What happened to us is that half a century went by. In that time we have become parents, grandparents, even great-grandparents. We got married, were divorced, remarried. We roamed the wide world, or maybe just stayed put—depending upon whether one considers considers Price, Utah, a good place to live or a better place to be from. My own opinion is that it’s a very interesting place to grow up, but not a good place to grow old. I mean, who wants to interact indefinitely with the same people you grew up with? Who wants to relive those high school years vicariously by sending one’s children and grandchildren to the same school? And who in his right mind would want to be buried there, in a graveyard that adjoins the athletic field? Seems like every football game would be just another painful reminder that you were never a player. And now you’re not only socially dead but physically dead, your wallflower status permanent.
No matter—I attended the reunion because I’d been tapped to serve as emcee, same as the reunion before. I don’t enjoy the job, but evidently I’m good at it. I’m good at it because I happen to have a very good memory. Try as I might, I just can’t forget what it was like to be in high school in a small town many miles removed from whatever of significance is happening in the world. Yet in 1961 it was our whole world. At the time I remember wishing more than anything that I could be good at sports, that I could drive a cool car, that I could date a cheerleader.
Alas, it was not to be. Then, as now, I only excelled at things that didn’t—and still don’t—matter.
Am I bitter? No, of course not. After fifty years, I’ve gotten over high school. I’ve moved on. I’ve made something of myself. I’m successful. I’m important. In fact, this time around, the planning committee sought my input. “Shall we play a medley of Golden Oldies?” they asked.
“How about ‘At Seventeen’ by Janis Ian?” said I.
“Never heard of it,” said they.
See, I was the one who got caught up in the cultural revolution of the late nineteen sixties. I was the one who decided there must be something more to life than just cool cars, athletic ability, and nubile cheerleaders. So I went in search of something else.

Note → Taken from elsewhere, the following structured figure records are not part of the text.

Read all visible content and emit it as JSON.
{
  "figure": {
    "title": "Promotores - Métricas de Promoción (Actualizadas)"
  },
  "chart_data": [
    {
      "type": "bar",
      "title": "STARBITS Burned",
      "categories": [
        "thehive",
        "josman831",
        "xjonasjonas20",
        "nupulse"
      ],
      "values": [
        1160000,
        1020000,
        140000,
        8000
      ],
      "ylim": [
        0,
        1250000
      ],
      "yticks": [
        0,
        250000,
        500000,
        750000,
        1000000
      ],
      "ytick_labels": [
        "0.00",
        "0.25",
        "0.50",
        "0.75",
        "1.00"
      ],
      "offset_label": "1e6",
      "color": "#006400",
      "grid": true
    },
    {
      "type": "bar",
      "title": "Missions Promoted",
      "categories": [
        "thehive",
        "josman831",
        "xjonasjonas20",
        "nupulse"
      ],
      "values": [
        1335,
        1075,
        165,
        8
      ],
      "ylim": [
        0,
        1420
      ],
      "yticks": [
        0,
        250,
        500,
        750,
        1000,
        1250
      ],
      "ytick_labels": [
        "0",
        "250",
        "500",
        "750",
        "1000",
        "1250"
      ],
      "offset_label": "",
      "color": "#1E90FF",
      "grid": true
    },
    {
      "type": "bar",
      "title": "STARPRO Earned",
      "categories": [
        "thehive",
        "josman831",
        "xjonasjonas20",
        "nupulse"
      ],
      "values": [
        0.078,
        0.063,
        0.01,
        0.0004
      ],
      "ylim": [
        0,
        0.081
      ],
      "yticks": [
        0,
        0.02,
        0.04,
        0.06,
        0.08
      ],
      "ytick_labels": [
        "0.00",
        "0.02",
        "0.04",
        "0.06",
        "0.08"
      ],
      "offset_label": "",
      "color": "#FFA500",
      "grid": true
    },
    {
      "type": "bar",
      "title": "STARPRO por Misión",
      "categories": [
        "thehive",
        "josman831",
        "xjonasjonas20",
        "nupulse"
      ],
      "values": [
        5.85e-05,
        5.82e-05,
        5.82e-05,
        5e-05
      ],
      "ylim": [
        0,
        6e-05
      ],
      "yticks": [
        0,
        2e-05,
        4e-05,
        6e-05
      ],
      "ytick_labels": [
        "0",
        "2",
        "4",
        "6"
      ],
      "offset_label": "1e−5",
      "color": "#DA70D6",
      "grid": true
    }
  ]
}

Looking back, I’m convinced that failure to thrive in high school could actually be a good start.
That’s what I was thinking as the gang assembled for a group shot in front of our old high school, which was brand new in 1961. Everyone was smiling, but what were they thinking? Were they experiencing, as I was, sweaty flashbacks?I I suspect so. I regret that I didn’t know in 1961 what I know now, that just about everyone in high school is dogged by feelings of insecurity. Had I known that, I might have gone ahead and tried out for the football team. I would have run for student body president. Hell, I would have even asked Sandra Scartezina for a date. Or, at least, to sign my yearbook. In fact, that’s exactly what I did last weekend.
“Will you sign my yearbook?” I asked.
“You’re joking, right?” she answered.